Diário do Alentejo

Hortelã
Opinião

Hortelã

Vítor Encarnação

26 de julho 2024 - 12:00

Adoro hortelã.

Tudo nela é agradável: a cor, a textura, o aroma.

Qualquer quintal que se preze, a par de um limoeiro e de uma leira de salsa e outra de coentros, tem hortelã. À tarde, tenho o hábito de passar os meus dedos por uma folha de hortelã para absorver aquele perfume.

Faço-o com a ternura com que se beija um filho ou faz festas a um cão. Não serei o único a gostar muito do cheiro da hortelã, mas não sei se haverá mais alguém a ter o vício que eu tenho.

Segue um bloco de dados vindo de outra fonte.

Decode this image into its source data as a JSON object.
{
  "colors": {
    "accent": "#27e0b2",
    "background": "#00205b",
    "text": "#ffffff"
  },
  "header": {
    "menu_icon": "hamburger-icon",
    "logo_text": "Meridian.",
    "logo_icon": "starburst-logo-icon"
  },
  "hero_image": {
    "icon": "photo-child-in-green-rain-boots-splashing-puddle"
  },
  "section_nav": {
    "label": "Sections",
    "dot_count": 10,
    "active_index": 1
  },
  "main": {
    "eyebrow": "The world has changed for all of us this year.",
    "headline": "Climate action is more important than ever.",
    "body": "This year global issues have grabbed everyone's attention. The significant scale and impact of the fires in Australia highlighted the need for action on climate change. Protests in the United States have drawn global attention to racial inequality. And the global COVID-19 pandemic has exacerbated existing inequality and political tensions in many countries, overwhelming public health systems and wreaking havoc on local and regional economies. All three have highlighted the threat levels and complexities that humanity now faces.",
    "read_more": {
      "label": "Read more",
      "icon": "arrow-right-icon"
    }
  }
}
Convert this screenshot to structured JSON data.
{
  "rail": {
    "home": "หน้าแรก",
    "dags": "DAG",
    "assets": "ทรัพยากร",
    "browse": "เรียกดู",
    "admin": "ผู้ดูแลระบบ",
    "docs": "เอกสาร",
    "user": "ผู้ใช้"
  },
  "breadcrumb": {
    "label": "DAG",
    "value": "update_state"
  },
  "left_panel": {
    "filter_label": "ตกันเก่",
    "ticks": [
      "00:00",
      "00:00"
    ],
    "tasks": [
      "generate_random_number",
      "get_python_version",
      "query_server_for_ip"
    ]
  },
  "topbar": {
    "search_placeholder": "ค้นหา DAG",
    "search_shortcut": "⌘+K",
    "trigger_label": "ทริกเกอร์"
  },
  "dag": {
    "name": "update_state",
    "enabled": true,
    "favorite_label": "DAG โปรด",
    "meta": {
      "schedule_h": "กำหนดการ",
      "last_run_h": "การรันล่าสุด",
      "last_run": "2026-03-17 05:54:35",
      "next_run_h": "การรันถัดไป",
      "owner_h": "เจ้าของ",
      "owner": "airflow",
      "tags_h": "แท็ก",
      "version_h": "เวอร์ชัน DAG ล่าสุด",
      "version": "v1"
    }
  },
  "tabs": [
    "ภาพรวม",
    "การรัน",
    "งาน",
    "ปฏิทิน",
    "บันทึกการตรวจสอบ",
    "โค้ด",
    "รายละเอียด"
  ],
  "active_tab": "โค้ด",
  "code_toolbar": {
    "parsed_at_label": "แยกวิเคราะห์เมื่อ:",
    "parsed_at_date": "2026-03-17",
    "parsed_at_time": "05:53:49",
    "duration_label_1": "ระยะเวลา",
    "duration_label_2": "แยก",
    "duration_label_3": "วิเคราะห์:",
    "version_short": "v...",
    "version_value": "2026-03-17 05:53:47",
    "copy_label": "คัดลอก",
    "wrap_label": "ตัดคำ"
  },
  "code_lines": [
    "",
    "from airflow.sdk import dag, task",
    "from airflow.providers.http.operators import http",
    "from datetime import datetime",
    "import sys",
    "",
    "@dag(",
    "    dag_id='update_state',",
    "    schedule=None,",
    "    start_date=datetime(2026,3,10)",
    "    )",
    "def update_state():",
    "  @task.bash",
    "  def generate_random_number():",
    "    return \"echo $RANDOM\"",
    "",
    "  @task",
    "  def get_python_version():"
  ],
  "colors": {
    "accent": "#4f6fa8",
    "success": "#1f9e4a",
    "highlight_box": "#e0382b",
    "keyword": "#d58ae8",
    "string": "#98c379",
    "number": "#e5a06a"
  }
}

O cheiro da hortelã não me transporta a ideias de chás ou bebidas refrescantes ou enfeites de aperitivos, essa fragância leva-me a um único destino sensorial: ao cozido de grãos.

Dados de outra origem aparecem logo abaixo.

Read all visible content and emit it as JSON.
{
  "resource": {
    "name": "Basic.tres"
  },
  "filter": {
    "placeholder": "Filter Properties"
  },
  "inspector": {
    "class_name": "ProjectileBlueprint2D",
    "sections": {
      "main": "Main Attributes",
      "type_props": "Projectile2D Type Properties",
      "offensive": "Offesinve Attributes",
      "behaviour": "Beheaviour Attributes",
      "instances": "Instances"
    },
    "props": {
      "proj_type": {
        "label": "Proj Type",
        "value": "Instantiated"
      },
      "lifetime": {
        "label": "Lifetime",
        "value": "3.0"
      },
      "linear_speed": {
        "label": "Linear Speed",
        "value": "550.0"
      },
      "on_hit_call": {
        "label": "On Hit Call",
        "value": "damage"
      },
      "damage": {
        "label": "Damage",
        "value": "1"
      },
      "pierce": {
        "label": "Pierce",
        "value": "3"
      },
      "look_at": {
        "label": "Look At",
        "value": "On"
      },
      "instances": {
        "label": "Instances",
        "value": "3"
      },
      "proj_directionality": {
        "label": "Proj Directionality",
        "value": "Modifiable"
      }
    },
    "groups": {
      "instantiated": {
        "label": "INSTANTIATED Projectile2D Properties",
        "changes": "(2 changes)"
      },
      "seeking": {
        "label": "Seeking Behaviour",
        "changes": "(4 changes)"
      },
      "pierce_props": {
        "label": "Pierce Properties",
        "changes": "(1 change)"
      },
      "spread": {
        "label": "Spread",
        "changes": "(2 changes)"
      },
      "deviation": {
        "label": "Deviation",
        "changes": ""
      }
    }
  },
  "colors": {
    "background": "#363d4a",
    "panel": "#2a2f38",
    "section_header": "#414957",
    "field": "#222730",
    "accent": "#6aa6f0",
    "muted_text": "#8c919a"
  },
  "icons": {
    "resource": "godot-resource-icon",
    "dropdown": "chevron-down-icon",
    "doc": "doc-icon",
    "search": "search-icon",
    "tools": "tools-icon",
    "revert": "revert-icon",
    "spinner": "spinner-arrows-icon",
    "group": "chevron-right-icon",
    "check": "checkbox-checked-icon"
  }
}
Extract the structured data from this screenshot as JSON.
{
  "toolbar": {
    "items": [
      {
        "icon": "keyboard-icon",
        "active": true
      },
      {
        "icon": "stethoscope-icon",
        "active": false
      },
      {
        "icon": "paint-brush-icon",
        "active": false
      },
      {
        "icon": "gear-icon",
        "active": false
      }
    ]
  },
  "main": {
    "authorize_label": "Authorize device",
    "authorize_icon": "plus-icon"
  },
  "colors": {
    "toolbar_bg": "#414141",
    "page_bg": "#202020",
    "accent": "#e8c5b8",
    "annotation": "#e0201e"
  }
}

Há um filtro no meu cérebro que me encaminha imediatamente para um dos pratos mais admiráveis da gastronomia alentejana. Quando os dedos ébrios se aproximam do nariz fecho os olhos.

Ponho a terrina sobre a mesa, tiro o pão do talego, corto fatias fininhas, aconchego-as na terrina, disponho-as em camadas de miolo e côdea e contentamento, a minha avó ou a minha mãe ou a minha memória põem a carne de porco numa travessa, bocadinhos de toucinho caseiro que ficarão para o fim para barrar o pão, a linguiça, a chouriça, o grão.

Enquanto o caldo ferve vou ao quintal, apanho um ramo de hortelã, passo-o por água e saudade, separo as folhas e ponho-as em cima do pão. As folhas de hortelã são flores verdes no meio de um campo de trigo. A minha avó ou a minha mãe ou a minha memória deitam o caldo para cima das sopas, deitam o caldo para dentro do mais fundo de mim.

Pego no garfo e na colher e como tudo o que a saudade me pede.